There is also something sweet and obsessive, and marvelously 19th century about the whole enterprise, the idea of a lone amateur, now 41 years old (living in a rented $600 apartment in San Francisco), spending season after season tramping around the mountains, painting mushrooms and moles. "The pages and pages of bugs, flies, beetles," says Malcolm Margolin, founder of Heyday Books in Berkeley, the nonprofit publisher of the field guide. Margolin says he may not be able to "tell one from another, but isn't it wondrous that they're out there? Isn't that marvelous?"

"I'm a beauty junkie," he adds. "And this book was done by somebody who is stunned by the beauty of the world."



  1. At least his parents name him properly. Imagine if they called him Jeeves Laws. We’d have a field guide on butlers and all things butlers do.

    (Note this joke was stolen from some comedian, who was much funnier than me).

  2. Thanks for the pointer to this article. This field guide has been getting rave reviews; it’s unique in that it covers a geographical area with such a broad scope. I hope he considers doing something for the Bay Area!

  3. I got my hands on a copy of this book over the holidays (my gf’s parents are friends with the author) and it’s fantastic.

    The content is amazing and beautiful, and the organization is intuitive and easy to use.

  4. The book is published under the aegis of the California Academy of Sciences, better known as ‘that museum in Golden Gate Park’. It’s actually one of the world’s great scientific institutions and has amazing natural history collections on display and deep in the bowels of the museum. Back in the 80s and 90s, they used to offer art classes that took place in the museum at night, when it was empty. You could have the whole aquarium to yourself if you felt like sketching the octopus.
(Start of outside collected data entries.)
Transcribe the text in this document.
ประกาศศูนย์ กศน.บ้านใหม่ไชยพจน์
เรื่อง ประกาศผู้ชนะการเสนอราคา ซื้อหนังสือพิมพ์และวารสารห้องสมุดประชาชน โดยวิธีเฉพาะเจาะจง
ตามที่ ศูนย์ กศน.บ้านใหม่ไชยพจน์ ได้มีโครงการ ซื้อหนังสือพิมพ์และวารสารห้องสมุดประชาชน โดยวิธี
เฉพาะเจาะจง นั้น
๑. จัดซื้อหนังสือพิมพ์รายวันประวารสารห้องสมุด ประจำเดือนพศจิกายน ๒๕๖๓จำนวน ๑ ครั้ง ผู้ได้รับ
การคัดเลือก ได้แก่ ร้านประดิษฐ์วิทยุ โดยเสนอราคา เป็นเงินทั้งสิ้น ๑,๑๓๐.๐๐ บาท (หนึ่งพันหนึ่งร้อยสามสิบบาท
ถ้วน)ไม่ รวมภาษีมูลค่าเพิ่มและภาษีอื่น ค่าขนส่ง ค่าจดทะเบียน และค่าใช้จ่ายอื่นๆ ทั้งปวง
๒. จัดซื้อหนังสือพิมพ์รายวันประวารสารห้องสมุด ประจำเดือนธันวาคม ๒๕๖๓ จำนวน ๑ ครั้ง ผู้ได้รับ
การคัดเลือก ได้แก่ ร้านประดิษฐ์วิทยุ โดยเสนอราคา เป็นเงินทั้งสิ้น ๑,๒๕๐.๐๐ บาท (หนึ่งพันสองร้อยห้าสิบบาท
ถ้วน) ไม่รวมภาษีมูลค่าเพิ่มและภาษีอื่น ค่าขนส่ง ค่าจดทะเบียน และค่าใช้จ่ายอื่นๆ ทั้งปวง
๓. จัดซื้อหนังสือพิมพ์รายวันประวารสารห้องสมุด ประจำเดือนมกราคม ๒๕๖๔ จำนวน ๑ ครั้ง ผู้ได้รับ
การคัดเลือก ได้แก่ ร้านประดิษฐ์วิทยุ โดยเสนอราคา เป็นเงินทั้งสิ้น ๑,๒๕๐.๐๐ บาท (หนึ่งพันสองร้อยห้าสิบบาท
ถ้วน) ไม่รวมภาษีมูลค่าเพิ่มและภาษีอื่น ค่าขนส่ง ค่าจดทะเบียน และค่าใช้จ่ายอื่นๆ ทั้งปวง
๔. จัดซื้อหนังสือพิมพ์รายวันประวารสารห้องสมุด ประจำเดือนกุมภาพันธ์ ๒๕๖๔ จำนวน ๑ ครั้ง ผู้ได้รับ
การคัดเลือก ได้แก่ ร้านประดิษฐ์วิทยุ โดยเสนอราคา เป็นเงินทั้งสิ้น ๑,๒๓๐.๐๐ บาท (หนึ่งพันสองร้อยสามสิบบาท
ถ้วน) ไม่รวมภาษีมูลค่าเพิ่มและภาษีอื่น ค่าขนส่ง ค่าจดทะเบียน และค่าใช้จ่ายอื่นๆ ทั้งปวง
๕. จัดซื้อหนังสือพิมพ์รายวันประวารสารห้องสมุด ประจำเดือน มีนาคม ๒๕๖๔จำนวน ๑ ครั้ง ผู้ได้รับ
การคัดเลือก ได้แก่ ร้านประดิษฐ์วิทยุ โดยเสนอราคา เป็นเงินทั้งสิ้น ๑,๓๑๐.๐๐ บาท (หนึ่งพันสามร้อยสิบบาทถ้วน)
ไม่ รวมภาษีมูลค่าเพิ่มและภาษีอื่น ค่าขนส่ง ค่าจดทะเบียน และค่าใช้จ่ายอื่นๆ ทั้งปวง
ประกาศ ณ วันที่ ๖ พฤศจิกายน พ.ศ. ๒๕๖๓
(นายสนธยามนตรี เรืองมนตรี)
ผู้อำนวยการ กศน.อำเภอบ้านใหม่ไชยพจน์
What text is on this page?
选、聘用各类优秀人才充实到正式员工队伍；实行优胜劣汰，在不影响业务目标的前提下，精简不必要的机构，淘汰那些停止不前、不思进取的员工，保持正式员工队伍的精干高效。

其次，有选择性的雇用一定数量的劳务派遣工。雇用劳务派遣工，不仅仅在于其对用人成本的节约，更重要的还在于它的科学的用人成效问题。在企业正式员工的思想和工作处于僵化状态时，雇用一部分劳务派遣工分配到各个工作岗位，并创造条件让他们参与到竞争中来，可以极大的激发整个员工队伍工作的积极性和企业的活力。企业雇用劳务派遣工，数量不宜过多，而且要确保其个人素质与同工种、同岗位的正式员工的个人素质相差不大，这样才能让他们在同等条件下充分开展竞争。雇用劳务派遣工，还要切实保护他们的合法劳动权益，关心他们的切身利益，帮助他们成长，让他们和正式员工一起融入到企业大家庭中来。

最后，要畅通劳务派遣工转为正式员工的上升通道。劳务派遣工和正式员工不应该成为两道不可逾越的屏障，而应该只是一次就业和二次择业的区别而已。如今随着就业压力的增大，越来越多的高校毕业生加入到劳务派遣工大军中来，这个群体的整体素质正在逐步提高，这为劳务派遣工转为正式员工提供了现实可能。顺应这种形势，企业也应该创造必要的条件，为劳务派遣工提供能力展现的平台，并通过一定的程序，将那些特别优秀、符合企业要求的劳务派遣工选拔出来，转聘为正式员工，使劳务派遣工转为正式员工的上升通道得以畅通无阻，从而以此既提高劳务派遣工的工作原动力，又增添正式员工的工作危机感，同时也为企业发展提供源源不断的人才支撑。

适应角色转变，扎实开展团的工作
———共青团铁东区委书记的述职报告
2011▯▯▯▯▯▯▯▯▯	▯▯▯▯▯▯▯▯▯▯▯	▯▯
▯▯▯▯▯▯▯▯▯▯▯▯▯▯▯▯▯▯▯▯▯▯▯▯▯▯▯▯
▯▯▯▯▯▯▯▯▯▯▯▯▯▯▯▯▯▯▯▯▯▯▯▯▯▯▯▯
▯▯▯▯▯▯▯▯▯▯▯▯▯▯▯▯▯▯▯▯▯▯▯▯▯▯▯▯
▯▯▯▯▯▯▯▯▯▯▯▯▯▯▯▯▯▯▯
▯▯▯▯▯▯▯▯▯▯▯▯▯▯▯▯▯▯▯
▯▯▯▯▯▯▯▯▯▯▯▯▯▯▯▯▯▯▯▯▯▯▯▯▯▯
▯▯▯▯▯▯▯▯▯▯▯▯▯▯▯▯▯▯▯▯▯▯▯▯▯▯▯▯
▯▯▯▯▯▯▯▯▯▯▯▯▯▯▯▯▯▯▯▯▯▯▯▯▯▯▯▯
I don’t know if they still do it, but it was a sweet deal.

  5. “Marvelously 19th century” indeed. He has to be a time traveler to get a $600 apartment in San Francisco. I’m not interested in his book about bugs, but I’d love to read his book on how to get affordable flats in San Francisco.

  6. @#10,

    SF has rent control. When I left in 2000, I was paying $1,200 for a three bedroom house with fireplace, yard and garage. Of course, I moved in during the reign of Norton I.

  7. The picture reminded me of the ‘Wanted’ posters of the Colorado Beetle which appeared outside police stations here in the UK in the 70s, when it was feared that the creature may gain a foothold here.